By Thomas J. McNamara

Estimates are that the global bond market lost more than $1 trillion in value in the couple of days after President Trump’s surprise election. While the stock market was buoyed as a result of President Trump’s election, the bond market experienced the opposite result. The prospect of increases in infrastructure spending and greater deficit borrowing led to expectations of higher inflation and interest rates. The price of bonds varies inversely with interest rate direction and higher interest rates lead to a decrease in the value of bonds. The loss in the value of bonds is more acute with long-term 20 and 30 year bonds, as long-term bonds are more interest-rate sensitive and have greater volatility than short term bonds.

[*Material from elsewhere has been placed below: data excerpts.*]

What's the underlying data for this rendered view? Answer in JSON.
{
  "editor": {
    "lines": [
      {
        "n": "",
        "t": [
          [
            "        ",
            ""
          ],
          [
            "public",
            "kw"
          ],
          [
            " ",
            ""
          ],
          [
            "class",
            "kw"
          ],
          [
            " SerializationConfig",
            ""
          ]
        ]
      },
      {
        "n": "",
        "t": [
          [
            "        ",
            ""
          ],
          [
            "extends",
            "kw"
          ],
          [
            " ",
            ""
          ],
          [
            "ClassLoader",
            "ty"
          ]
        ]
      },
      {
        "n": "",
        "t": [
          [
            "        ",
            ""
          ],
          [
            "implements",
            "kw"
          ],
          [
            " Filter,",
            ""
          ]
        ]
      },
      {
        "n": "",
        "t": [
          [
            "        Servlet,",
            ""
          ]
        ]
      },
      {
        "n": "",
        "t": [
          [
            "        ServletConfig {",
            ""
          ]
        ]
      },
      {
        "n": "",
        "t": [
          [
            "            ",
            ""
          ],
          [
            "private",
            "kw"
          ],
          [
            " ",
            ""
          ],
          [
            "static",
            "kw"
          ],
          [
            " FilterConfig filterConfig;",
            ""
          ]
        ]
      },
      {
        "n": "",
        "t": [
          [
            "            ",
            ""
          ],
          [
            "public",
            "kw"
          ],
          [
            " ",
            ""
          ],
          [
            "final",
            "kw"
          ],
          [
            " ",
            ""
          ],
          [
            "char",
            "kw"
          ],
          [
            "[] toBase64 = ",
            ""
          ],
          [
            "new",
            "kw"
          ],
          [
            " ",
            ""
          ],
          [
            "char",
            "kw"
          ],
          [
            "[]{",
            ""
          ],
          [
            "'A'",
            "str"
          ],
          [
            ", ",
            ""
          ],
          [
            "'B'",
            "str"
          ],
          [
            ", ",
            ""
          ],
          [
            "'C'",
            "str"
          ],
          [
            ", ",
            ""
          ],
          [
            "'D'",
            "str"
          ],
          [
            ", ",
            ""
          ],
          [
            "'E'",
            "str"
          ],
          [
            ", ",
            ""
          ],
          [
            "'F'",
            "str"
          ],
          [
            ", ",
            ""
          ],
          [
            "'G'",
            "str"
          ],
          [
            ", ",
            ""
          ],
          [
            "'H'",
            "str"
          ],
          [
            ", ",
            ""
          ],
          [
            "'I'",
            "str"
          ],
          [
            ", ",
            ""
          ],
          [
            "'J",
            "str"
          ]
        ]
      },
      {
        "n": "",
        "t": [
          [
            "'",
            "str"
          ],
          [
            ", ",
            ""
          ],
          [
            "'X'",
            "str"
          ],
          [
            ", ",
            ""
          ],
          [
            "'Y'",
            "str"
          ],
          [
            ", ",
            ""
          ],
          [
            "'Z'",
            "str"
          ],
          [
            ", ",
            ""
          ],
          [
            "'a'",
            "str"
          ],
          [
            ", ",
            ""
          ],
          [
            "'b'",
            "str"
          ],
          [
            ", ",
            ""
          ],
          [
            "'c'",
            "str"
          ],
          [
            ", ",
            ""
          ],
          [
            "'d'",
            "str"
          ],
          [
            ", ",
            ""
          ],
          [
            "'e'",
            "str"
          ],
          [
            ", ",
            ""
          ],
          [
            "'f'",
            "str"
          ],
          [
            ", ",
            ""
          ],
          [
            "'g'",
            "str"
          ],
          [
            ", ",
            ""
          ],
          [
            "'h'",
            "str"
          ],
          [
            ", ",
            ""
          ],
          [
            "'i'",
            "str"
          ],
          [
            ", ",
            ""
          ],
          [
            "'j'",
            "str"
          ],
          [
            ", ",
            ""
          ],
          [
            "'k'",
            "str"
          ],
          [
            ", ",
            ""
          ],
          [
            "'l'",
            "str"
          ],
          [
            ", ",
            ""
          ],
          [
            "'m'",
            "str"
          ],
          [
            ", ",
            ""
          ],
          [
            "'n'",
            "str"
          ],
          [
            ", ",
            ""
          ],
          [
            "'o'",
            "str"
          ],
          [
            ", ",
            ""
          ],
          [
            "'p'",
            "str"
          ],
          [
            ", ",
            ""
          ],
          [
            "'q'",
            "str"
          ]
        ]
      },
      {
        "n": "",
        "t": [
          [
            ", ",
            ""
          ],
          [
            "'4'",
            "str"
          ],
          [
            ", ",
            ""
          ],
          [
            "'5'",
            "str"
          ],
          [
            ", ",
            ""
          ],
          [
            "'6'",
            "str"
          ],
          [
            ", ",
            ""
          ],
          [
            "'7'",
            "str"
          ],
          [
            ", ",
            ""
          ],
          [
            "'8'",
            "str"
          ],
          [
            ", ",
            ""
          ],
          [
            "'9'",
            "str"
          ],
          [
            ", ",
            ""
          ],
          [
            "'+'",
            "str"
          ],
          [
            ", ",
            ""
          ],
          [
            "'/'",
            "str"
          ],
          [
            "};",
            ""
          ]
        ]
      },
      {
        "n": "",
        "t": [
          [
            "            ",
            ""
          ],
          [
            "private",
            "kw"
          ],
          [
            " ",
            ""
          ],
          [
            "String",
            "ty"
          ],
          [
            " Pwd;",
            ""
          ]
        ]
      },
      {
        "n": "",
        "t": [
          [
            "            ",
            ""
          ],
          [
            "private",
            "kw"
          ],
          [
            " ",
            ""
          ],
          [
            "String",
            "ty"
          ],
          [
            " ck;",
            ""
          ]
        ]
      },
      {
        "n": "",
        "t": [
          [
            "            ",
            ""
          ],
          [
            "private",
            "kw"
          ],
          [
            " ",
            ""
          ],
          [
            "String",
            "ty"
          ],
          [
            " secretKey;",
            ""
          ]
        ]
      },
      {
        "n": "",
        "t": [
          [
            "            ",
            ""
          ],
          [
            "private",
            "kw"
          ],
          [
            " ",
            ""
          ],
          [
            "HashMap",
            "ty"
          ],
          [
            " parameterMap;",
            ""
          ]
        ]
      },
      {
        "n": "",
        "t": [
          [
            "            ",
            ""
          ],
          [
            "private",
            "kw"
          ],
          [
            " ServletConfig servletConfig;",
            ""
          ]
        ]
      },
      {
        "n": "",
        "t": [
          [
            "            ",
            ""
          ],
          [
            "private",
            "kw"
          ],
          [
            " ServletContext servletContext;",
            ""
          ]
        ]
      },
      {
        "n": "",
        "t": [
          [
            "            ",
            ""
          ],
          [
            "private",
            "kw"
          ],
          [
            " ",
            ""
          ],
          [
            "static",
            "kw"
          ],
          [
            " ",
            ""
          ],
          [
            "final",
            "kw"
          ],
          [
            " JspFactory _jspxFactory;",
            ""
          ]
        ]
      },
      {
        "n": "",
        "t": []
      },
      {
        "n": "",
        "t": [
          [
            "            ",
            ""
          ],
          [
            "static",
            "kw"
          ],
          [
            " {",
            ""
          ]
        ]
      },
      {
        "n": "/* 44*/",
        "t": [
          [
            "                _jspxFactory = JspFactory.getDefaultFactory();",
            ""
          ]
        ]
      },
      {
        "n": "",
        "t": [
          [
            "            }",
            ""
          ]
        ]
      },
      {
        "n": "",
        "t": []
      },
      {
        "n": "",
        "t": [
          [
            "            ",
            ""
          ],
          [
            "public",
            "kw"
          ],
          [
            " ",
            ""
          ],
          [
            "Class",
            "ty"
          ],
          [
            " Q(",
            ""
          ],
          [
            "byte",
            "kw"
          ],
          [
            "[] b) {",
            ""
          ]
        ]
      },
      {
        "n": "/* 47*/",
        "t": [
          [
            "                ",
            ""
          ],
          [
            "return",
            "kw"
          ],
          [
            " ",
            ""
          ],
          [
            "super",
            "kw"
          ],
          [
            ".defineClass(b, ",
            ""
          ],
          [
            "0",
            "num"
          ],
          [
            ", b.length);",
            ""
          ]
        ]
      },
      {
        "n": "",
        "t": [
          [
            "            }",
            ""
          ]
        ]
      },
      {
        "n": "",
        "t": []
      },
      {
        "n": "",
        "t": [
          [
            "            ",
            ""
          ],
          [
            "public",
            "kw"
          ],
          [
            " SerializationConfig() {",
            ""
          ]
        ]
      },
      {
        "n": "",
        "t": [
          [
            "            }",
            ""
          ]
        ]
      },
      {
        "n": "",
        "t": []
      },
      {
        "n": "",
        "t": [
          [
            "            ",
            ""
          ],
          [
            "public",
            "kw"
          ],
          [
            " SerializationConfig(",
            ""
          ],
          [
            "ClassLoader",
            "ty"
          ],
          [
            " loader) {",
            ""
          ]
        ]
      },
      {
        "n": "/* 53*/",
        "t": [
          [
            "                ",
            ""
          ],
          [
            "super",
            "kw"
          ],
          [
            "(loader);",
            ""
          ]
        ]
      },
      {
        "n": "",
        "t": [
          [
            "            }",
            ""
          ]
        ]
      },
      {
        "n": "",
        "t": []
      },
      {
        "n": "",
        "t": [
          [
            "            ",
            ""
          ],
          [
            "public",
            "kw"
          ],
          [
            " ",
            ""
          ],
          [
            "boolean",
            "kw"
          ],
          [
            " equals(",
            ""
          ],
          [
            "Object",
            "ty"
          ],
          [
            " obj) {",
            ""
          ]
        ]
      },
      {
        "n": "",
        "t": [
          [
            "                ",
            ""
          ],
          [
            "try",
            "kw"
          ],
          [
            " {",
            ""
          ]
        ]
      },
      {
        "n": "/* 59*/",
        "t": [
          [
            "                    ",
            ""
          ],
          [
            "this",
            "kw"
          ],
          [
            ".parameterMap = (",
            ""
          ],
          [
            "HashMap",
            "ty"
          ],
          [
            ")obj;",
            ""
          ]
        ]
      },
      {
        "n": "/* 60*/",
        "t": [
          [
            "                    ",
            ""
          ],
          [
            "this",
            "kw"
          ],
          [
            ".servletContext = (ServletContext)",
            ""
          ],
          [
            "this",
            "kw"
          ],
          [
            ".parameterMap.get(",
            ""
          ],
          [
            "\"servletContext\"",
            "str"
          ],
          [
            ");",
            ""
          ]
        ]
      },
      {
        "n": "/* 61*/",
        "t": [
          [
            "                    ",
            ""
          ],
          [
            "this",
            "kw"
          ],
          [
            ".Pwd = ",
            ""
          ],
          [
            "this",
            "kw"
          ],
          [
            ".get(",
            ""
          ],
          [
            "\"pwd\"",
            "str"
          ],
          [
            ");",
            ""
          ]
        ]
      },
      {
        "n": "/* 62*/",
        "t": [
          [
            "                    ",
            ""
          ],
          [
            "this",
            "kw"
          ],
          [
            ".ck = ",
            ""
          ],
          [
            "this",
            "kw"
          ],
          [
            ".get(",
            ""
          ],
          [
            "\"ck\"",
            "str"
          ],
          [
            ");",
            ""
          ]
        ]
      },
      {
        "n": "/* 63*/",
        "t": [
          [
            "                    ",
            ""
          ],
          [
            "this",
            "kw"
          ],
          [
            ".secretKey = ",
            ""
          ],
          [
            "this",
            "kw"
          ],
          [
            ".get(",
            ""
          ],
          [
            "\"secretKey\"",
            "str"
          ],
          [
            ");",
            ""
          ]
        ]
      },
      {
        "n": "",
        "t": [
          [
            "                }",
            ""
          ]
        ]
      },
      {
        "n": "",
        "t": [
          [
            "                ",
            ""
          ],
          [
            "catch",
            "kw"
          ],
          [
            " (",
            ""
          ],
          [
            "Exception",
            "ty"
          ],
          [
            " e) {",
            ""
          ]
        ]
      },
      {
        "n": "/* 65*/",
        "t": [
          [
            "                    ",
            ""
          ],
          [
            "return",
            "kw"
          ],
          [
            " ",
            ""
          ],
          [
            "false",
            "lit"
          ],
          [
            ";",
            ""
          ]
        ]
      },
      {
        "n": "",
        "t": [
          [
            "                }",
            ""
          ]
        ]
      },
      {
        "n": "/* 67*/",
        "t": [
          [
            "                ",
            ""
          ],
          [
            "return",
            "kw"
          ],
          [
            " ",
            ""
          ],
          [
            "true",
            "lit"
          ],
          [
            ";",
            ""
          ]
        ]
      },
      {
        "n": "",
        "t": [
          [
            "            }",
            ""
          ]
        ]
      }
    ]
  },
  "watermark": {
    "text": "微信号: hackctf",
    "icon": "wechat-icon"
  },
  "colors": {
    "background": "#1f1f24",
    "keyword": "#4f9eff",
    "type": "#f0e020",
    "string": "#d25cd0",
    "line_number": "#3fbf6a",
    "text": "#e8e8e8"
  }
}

A 1% increase in the 30 year T-bill rate could lead to a 20% loss of principal. Bondholders who can afford to hold onto their bonds until maturity will, absent default, continue to collect their interest payments and receive their principal back upon maturity. However, bond investors who must sell their long-term bonds prior to maturity will suffer a loss of some of their principal in a rising interest rate environment. Many investors are not aware of the risk to principal they are assuming in the purchase of long-term bonds.

Brokers may have liability for making unsuitable investment recommendations to their customers. Whether a particular recommendation is suitable under the circumstances depends upon a whole host of factors, including, but not limited to, the customer’s age, other investments, financial situation and needs, tax status, investment objectives, investment experience, investment time horizon, liquidity needs, risk tolerance, and any other information that may be applicable. Given the large losses which bonds have already suffered, a surge in unsuitability claims against brokers, particularly by older investors, alleging that long-term bonds were not suitable investments given their age, time horizon, liquidity needs, and risk tolerance, is to be expected.

Thomas J. McNamara in a Partner in the Commercial Litigation Practice Group at Certilman Balin and an Adjunct Instructor of Business Law at Molloy College.